From the organizers, Justice for Dahmeek, as posted on Facebook:
This is intended to be a peaceful protest. We acknowledge that the words peaceful and nonviolent are often used to divide and villainize passionate Black, Indigenous and People of Color. The violence we condemn is the violence that comes from the top, in our country, our state, and our city: the violence of police and vigilante murder and brutality against our communities, the violence of official doublespeak and cover-up, the violence of an economy where the rich loot millions from the poor every day, the violence of endless wars to bring this same white supremacist system, by force, to the rest of the world. The violence of inaction and silence.
We don’t want to hear from these purveyors of violence that our youth are violent; we don’t want to hear from the looters of billions that our people are looters. We don’t want to hear from those who silence the screams of “we can’t breathe” that we are making too much commotion. If you had listened to these voices a year ago, ten years ago, a hundred years ago, we wouldn’t be here today. We support the righteous rage of our communities.

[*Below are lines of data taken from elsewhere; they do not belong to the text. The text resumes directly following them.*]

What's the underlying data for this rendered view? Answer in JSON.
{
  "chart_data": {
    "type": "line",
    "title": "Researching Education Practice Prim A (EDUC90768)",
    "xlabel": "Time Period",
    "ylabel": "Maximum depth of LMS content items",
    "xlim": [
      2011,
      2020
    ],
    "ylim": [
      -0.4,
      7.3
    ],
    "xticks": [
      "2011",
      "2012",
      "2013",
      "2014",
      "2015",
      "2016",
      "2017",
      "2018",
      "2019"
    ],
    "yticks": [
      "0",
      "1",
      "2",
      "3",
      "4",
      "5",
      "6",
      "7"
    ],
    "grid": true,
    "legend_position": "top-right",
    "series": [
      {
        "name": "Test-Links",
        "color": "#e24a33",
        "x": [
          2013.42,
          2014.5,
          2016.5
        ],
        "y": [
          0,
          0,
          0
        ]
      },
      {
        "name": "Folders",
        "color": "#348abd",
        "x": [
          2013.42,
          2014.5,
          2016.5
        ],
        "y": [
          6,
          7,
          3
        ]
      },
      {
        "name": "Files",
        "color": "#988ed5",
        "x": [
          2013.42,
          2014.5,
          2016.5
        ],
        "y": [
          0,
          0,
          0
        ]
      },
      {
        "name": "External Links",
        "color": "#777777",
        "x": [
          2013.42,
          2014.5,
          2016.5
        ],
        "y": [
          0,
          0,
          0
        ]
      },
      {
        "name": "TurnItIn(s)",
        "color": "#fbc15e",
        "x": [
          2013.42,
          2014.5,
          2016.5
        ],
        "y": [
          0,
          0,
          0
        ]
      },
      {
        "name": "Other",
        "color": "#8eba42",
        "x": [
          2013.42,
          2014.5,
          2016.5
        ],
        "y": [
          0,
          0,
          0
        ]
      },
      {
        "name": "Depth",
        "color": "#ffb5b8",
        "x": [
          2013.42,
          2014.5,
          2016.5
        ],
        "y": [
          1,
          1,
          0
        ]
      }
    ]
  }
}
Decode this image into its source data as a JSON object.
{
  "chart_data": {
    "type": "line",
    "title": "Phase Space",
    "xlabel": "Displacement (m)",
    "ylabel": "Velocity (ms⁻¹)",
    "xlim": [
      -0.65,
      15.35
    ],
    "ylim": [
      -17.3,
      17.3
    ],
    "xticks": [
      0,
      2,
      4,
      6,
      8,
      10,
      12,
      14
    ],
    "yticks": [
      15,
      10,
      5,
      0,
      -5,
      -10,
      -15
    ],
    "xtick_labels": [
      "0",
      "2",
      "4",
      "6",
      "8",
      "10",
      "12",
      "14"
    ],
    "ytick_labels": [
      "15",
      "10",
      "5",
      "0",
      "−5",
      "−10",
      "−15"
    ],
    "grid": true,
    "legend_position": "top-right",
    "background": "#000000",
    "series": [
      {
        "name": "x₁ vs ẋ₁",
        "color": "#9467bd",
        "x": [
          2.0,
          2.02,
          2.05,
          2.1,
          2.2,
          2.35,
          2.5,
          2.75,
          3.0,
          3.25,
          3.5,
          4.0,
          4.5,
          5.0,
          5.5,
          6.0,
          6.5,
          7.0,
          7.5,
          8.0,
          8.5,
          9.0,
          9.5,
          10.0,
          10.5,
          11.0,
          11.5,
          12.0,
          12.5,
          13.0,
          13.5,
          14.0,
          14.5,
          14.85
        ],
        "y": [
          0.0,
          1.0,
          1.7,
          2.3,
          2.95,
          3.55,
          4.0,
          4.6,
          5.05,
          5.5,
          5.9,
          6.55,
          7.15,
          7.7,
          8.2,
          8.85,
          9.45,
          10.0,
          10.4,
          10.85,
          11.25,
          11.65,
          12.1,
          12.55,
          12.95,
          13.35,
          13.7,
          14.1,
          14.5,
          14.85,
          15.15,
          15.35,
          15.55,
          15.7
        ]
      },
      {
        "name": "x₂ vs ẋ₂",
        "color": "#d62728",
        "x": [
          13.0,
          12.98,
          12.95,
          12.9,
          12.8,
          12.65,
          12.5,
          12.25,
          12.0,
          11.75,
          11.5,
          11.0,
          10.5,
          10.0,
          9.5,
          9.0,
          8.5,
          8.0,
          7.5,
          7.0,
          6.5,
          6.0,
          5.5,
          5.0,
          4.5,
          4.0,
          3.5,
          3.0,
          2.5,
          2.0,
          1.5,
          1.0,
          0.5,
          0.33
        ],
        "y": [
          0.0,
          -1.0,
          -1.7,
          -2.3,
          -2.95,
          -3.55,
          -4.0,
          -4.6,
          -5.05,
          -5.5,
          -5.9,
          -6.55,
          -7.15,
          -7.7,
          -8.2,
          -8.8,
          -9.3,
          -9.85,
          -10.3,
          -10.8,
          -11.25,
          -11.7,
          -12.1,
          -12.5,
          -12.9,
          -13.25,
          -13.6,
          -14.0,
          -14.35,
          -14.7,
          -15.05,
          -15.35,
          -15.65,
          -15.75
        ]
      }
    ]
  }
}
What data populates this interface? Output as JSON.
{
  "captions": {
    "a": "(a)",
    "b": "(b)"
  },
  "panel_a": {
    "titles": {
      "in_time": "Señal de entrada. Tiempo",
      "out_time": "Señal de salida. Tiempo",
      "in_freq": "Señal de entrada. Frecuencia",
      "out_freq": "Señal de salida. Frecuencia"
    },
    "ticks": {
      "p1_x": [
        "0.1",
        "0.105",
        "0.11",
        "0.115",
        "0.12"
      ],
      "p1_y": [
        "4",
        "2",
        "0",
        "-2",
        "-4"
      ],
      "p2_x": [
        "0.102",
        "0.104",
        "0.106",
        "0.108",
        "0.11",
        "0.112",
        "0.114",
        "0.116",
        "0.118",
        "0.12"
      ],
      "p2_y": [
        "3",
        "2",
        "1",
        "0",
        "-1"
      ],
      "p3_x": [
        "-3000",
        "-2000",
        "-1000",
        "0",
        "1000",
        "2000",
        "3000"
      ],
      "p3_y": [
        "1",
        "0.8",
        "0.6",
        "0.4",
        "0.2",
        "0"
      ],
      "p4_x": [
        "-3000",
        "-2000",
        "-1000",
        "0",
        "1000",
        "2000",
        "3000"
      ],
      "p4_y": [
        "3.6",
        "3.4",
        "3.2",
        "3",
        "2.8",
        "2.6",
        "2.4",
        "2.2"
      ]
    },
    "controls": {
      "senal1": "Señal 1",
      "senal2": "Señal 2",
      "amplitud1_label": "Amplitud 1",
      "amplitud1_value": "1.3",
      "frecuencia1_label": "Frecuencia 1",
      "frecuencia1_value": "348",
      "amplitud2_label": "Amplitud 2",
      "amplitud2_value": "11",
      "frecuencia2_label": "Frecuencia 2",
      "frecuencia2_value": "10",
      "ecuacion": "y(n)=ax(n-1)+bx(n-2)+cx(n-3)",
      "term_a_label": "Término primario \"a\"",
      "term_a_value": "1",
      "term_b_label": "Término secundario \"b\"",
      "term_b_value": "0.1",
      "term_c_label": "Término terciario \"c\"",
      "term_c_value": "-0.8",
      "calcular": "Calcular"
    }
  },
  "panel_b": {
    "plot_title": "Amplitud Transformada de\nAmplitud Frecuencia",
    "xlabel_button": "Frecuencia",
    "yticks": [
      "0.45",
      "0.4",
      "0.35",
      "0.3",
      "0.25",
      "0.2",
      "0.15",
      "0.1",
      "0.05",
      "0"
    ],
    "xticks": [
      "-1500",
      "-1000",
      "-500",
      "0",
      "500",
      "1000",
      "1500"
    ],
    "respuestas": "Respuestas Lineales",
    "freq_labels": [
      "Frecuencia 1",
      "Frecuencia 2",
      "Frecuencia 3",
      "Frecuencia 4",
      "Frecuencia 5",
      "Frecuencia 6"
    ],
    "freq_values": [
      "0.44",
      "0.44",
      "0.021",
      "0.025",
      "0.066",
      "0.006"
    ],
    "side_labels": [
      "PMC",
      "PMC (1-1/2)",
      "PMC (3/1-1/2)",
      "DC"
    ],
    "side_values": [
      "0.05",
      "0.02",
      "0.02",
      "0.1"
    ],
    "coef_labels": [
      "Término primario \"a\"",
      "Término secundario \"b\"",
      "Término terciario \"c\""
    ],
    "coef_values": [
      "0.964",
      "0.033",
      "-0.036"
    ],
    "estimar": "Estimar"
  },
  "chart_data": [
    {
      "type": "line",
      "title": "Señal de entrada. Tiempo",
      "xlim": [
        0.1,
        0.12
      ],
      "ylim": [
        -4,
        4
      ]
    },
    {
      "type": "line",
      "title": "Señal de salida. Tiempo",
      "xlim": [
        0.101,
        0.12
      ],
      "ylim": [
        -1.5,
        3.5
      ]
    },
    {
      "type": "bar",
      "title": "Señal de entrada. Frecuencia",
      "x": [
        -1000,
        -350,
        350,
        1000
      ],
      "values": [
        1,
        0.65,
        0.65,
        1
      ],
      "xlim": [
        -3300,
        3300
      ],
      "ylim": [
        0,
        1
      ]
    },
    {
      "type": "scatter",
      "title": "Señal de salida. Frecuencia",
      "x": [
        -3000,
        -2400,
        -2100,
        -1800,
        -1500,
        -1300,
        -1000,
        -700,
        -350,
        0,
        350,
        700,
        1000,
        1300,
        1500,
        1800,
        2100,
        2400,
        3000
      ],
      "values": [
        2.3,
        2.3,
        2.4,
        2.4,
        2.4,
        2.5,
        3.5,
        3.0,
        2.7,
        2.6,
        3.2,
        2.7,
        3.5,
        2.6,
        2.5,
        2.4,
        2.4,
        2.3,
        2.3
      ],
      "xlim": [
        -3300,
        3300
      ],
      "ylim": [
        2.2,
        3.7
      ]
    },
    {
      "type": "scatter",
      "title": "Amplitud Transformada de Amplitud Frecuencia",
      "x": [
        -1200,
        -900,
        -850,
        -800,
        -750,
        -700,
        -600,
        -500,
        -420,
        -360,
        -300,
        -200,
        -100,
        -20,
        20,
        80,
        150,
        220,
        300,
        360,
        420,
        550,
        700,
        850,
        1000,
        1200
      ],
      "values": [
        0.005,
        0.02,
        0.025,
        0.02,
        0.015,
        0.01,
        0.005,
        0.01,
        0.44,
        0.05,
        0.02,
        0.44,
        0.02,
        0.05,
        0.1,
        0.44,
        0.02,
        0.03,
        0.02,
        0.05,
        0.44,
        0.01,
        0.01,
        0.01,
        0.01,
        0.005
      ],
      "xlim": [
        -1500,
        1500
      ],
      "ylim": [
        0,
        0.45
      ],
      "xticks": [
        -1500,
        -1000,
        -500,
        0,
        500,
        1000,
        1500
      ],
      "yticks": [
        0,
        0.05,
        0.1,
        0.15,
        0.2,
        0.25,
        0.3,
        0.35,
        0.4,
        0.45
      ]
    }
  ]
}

The rally was also co-hosted by the YWCA of the Greater Capital Region, Citizen Action of New York, Ayo Project Rising, and ALL OF US.
Troy Mayor Patrick Madden issued the following statement in the early evening:
“We appreciate the cooperation from rally organizers, participants, and public safety personnel for ensuring a safe, peaceful rally. Today’s event was an opportunity for the public to make their voices heard and advocate for positive, lasting change in our community. There is still much work ahead to address systemic racism & discrimination, and we are committed to meaningful dialogue and action.
“Additionally, I applaud the rapid response of Troy police and our law enforcement partners to an incident involving several suspicious individuals carrying handguns. These individuals have been detained and are being questioned by Troy police. Thank you to Chief Owens, our police officers, and assisting agencies in response to this incident, and their professionalism demonstrated throughout Sunday’s rally.”
Rensselaer County Steve McLaughlin issued the following statement on Monday:
Sunday, June 7 saw one of the biggest rallies in Rensselaer County history in the City of Troy. There were an estimated 11,000 marchers at the Troy Rally for Black Lives. What is equally historic to the size of the gathering is that the event was conducted peacefully and without lasting damage to the city or surrounding communities.
Rensselaer County has a proud tradition of protest and energetic expression of viewpoints and ideas. That tradition was recognized on Sunday, and many came to Troy and Rensselaer County to be heard on that day.
Thank you to the Troy Police Department for an outstanding job in managing the rally and accommodating so many people from the county and the region. The TPD displayed great professionalism and foresight in handling this large event, and ensuring the event went peacefully. We collectively owe the Troy Police Department thanks for a wise and effective response.
Thanks also to the Rensselaer County Sheriff’s Office, Rensselaer County Bureau of Public Safety, Rensselaer County Highway Department, New York State Police, State Department of Environmental Conservative officers, various federal agencies and members of neighboring police agencies and departments for responding on Sunday. Their service and assistance to the residents of this county will not be forgotten.
We also thank organizers of the protest for working to ensure a peaceful and organized expression of viewpoints. Organizers helped ensure the safety of those attending the rally, and their work was an important component of the day’s successful conclusion. Their work helped ensure that ideas and goals were not eclipsed by unfortunate occurrences and helped ensure a continued dialogue on issues of vital interest.
During these difficult days, it was encouraging on Sunday to see a day that highlighted community instead of conflict. Rensselaer County is appreciative of those efforts.